CUDA Toolkit Environment Variables
  In addition to the environment variables listed above, as in any CUDA programs, all of the CUDA environment variables listed in the `CUDA Toolkit Documentation`_ will also be honored.

.. note::

  When :envvar:`CUPY_ACCELERATORS` or :envvar:`NVCC` environment variables are set, g++-6 or later is required as the runtime host compiler.
  Please refer to :ref:`install_cupy_from_source` for the details on how to install g++.

.. _CUDA Toolkit Documentation: https://docs.nvidia.com/cuda/cuda-c-programming-guide/index.html#env-vars

.. _Synchronization: https://numba.readthedocs.io/en/latest/cuda/cuda_array_interface.html#synchronization


For installation
----------------

These environment variables are used during installation (building CuPy from source).

.. envvar:: CUTENSOR_PATH

  Path to the cuTENSOR root directory that contains ``lib`` and ``include`` directories. (experimental)

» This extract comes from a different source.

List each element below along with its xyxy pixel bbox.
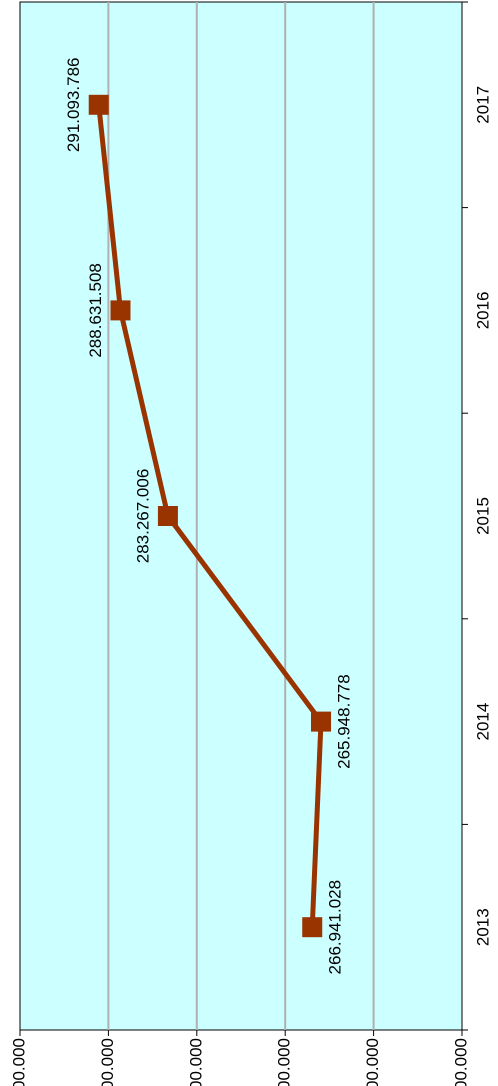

.. envvar:: CUPY_INSTALL_USE_HIP

  Default: ``0``

  If set to ``1``, CuPy is built for AMD ROCm Platform (experimental).
  For building the ROCm support, see :ref:`install_hip` for further detail.

.. envvar:: CUPY_USE_CUDA_PYTHON

  Default: ``0``

  If set to ``1``, CuPy is built using `CUDA Python <https://github.com/NVIDIA/cuda-python>`_.

.. envvar:: CUPY_NVCC_GENERATE_CODE

  Build CuPy for a particular CUDA architecture. For example::

    CUPY_NVCC_GENERATE_CODE="arch=compute_60,code=sm_60"

  For specifying multiple archs, concatenate the ``arch=...`` strings with semicolons (``;``).
  If ``current`` is specified, then it will automatically detect the currently installed GPU architectures in build time.
  When this is not set, the default is to support all architectures.

.. envvar:: CUPY_NUM_BUILD_JOBS

  Default: ``4``

  To enable or disable parallel build, sets the number of processes used to build the extensions in parallel.


.. envvar:: CUPY_NUM_NVCC_THREADS

  Default: ``2``

  To enable or disable nvcc parallel compilation, sets the number of threads used to compile files using nvcc.

Additionally, the environment variables :envvar:`CUDA_PATH` and :envvar:`NVCC` are also respected at build time.